For years, Michael Jackson was the target of jokes, tabloid headlines, and endless criticism. Then he died. And almost overnight, the conversation changed.
Millennials remember a specific version of him. The one late-night hosts mocked without hesitation. The one the press called a freak every time he showed up somewhere. The baby dangling from the balcony. The surgery jokes. The trial.
Through the late 90s and into the 2000s, a huge part of the media had stopped treating him like the greatest entertainer alive and started treating him like a punchline.
COMEDIANS BUILT WHOLE SETS AROUND HIM. TABLOIDS PUT HIM ON COVERS EVERY WEEK — AND NOT IN A GOOD WAY.
Then June 25, 2009 arrived, tragedy hit. Michael Jackson passed away.
News Anchors Talked About Him Like They Had Always Been Fans.
Within hours, the same media outlets that spent years tearing him down were running tributes. The same culture that made him a joke was suddenly calling him a genius. Thriller was back on every playlist.
People noticed. It wasn’t subtle. And it was jarring to watch if you’d lived through the tabloid era.
When someone dies, the controversy loses its heat. What’s left is the work. AND MICHAEL JACKSON’S WORK IS HARD TO ARGUE WITH.
Thriller. Off the Wall. Bad. The moonwalk. The voice. You can dismiss a living person. A catalog like that is harder to walk away from.
Michael’s First Moonwalk Set The Stage On Fire
But media economics played a role, too. Scandal sold when he was alive. Once he was gone, legacy sold — and his legacy was worth billions.

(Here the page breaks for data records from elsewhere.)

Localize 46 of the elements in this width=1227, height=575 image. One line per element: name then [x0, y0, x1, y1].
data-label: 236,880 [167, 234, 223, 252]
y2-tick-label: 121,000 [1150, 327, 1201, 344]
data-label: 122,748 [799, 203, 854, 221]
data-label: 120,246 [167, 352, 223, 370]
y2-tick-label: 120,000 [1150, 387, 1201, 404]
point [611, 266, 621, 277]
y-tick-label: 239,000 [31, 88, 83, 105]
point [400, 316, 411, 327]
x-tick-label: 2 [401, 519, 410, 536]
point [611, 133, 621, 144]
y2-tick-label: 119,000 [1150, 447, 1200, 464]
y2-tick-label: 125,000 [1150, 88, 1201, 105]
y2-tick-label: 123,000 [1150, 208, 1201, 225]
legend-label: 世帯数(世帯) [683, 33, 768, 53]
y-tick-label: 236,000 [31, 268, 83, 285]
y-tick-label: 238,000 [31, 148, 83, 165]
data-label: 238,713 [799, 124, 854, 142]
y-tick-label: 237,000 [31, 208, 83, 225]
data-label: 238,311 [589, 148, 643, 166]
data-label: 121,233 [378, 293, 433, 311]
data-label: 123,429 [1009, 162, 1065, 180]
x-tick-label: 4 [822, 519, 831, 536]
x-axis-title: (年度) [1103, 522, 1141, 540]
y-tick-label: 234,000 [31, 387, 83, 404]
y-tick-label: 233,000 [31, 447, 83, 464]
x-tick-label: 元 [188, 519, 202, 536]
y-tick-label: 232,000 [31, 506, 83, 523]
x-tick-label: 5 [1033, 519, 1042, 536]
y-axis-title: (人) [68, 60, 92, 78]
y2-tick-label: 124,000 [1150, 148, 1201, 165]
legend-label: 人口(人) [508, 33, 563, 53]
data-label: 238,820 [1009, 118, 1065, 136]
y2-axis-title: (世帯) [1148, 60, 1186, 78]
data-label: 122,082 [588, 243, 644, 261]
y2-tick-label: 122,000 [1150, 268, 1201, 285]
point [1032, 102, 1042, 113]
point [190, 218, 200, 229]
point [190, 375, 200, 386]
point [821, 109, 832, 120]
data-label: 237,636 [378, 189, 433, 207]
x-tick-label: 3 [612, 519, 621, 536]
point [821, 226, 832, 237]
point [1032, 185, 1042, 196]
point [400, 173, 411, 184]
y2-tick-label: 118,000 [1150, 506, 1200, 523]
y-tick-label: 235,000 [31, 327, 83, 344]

Gen Z came into all of this without the baggage. They never watched the trial coverage. They never saw the late-night jokes. They grew up with his music on streaming, his performances going viral, clips of him doing things no one else could do.
TWO GENERATIONS. TWO COMPLETELY DIFFERENT MICHAEL JACKSONS.
The one the media spent years building up to tear down. And the one the music never let anyone forget.